Airbus facing upfront costs to support jet output increase
Business
Airbus is targeting a roughly 50% increase in production of its A320neo.
(Reuters) - Airbus is incurring up-front costs as it prepares for higher jet production and plans a breathing space to absorb them once it reaches its output goal, its finance chief said on Wednesday.
Airbus is targeting a roughly 50% increase in production of its A320neo cash-cow to 75 planes a month by 2026.
But to lay the groundwork it has had to invest in thousands of new workers and is building two new assembly lines.
"We want to pre-hire to be ready to achieve rate-75 in 2026. But of course the costs are hitting us now while the full efficiency only comes in 2026, and potentially 2027 when we are at a stable rate," Chief Financial Officer Thomas Toepfer said in an interview. Airbus is also building two new assembly lines.
Industry sources told Reuters such spending has been running over-budget in the civil business for part of the first quarter.
Toepfer declined to comment on first-quarter activity but said "acceleration" or ramp-up costs would pay off over time.
In 2023, Airbus hired 13,000 people including 10,000 new posts. "Why is that?

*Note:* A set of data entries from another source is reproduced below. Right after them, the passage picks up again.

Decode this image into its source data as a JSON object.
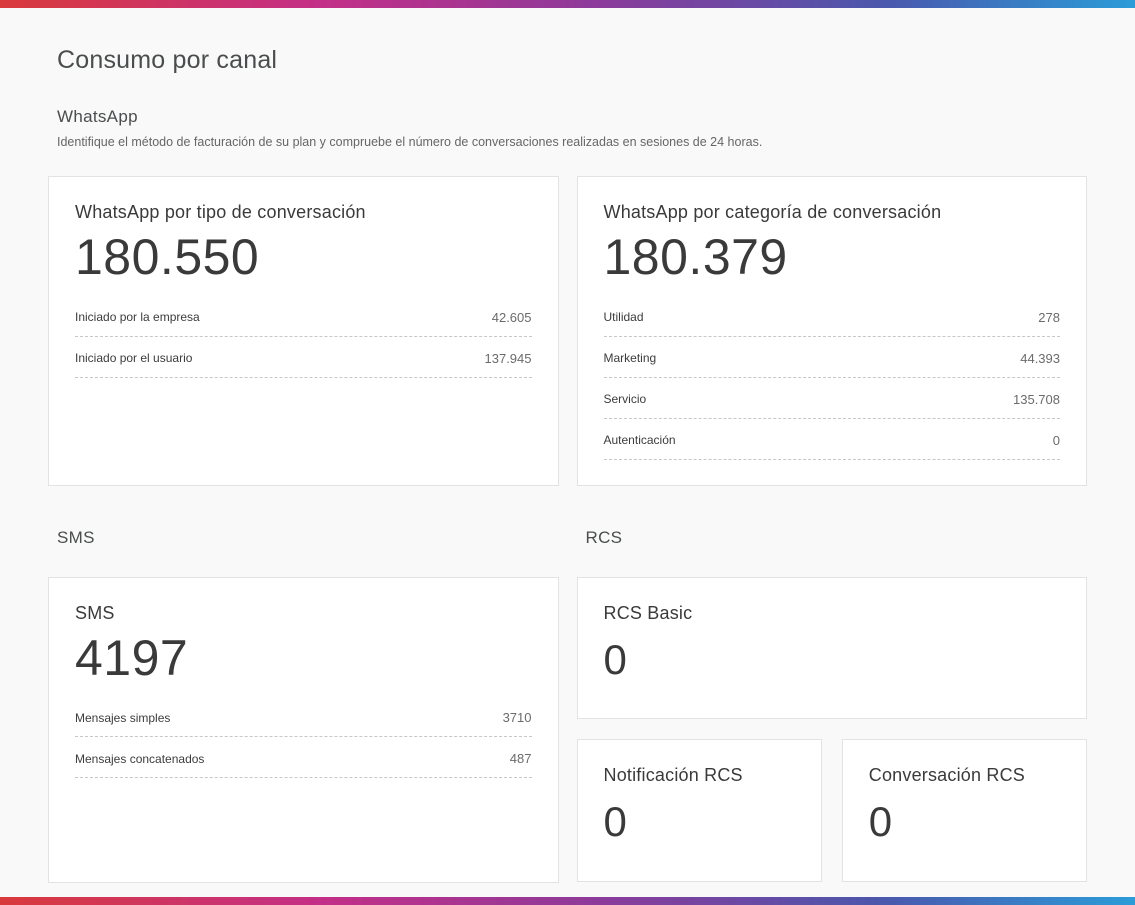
{
  "accent": {
    "gradient": [
      "#d93a3c 0%",
      "#c42f87 28%",
      "#8e3a9a 52%",
      "#4a58ad 78%",
      "#2b9cd8 100%"
    ]
  },
  "page": {
    "title": "Consumo por canal"
  },
  "whatsapp": {
    "heading": "WhatsApp",
    "description": "Identifique el método de facturación de su plan y compruebe el número de conversaciones realizadas en sesiones de 24 horas.",
    "type_card": {
      "title": "WhatsApp por tipo de conversación",
      "total": "180.550",
      "rows": [
        {
          "label": "Iniciado por la empresa",
          "value": "42.605"
        },
        {
          "label": "Iniciado por el usuario",
          "value": "137.945"
        }
      ]
    },
    "category_card": {
      "title": "WhatsApp por categoría de conversación",
      "total": "180.379",
      "rows": [
        {
          "label": "Utilidad",
          "value": "278"
        },
        {
          "label": "Marketing",
          "value": "44.393"
        },
        {
          "label": "Servicio",
          "value": "135.708"
        },
        {
          "label": "Autenticación",
          "value": "0"
        }
      ]
    }
  },
  "sms": {
    "heading": "SMS",
    "card": {
      "title": "SMS",
      "total": "4197",
      "rows": [
        {
          "label": "Mensajes simples",
          "value": "3710"
        },
        {
          "label": "Mensajes concatenados",
          "value": "487"
        }
      ]
    }
  },
  "rcs": {
    "heading": "RCS",
    "basic_card": {
      "title": "RCS Basic",
      "total": "0"
    },
    "notification_card": {
      "title": "Notificación RCS",
      "total": "0"
    },
    "conversation_card": {
      "title": "Conversación RCS",
      "total": "0"
    }
  }
}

Because we do not want to create our own bottlenecks in a supply environment which is anyway challenging," Toepfer told Reuters.
Airbus reaffirmed the 75-a-month target. "We are on the trajectory to reach the rate," Toepfer said.

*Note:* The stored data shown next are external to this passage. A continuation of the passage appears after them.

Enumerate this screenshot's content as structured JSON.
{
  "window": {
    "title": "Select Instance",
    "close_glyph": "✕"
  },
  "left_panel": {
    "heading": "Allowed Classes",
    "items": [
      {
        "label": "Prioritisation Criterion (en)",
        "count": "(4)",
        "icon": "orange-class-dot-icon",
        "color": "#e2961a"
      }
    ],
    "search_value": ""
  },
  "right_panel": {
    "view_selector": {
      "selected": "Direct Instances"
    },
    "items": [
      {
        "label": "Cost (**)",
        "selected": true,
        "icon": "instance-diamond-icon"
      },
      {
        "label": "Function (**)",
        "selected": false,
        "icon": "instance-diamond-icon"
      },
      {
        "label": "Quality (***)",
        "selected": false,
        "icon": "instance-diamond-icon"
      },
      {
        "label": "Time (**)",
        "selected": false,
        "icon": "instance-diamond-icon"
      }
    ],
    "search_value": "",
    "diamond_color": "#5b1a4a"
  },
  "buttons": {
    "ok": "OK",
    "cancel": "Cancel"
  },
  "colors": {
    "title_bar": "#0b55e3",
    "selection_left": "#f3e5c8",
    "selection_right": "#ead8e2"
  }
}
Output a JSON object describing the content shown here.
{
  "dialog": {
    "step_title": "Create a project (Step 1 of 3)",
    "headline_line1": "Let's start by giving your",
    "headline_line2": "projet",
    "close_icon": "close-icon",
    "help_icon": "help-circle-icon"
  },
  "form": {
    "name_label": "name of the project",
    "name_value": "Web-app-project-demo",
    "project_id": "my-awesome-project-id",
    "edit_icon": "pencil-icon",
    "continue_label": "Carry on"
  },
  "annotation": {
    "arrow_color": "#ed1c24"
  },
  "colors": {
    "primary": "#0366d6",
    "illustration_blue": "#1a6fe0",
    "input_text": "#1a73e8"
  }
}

U.S. stocks fell on Wednesday after hotter-than-expected inflation data threw cold water on hopes the Federal Reserve would begin cutting interest rates as early as June.
DRIVE OUT COSTS
For now, industry sources have said Airbus is lagging the unpublished milestones embedded in its output plans. Toepfer declined comment on current production but said strong deliveries in 2023 were a sign of the progress being made.
Extending a lead over troubled Boeing (BA.N), , Airbus is hiking output to meet demand but has said it will take its foot off the pedal once it gets to 75 a month, in a move seen as an olive branch to suppliers fretting about their own investments.
Toepfer said this is when full efficiencies would kick in.
"I think even when we achieve rate-75 we will not be at maximum efficiency, but will maintain the rate for a certain amount of time to drive out what I call these acceleration costs," he said.
Ramp-up costs are expected to be an item to watch when Airbus reports quarterly results on April 25.
Toepfer said supply chains were improving, but Airbus would keep pressure on suppliers to invest.
"There is uncertainty so we should not overdo it, but we have to put some pressure so that everybody gets moving. It is a balancing act. We feel that has not fundamentally changed relative to last year," he said.
Some suppliers have expressed doubts over Airbus' ramp-up plans and worry they may be left with expensive unused capacity if the industry hits another severe downturn.
But Toepfer, who joined Airbus last September, said the company's large order backlog was the best guarantee that jetliner production would avoid the yo-yo effect some predict.
One of the German executive's challenges will be to improve margins at the company's Defence and Space division as CEO Guillaume Faury oversees a reorganisation and strategic review.
Toepfer expressed confidence that Airbus could improve its struggling Space business following recent charges. And after inheriting more than a decade of financial pain on its A400M military airlifter, he believed most of the turbulence was over.
"We have also been transparent that the programme is still loss-making ... (but) we have taken out a lot of the uncertainties and risks," he said.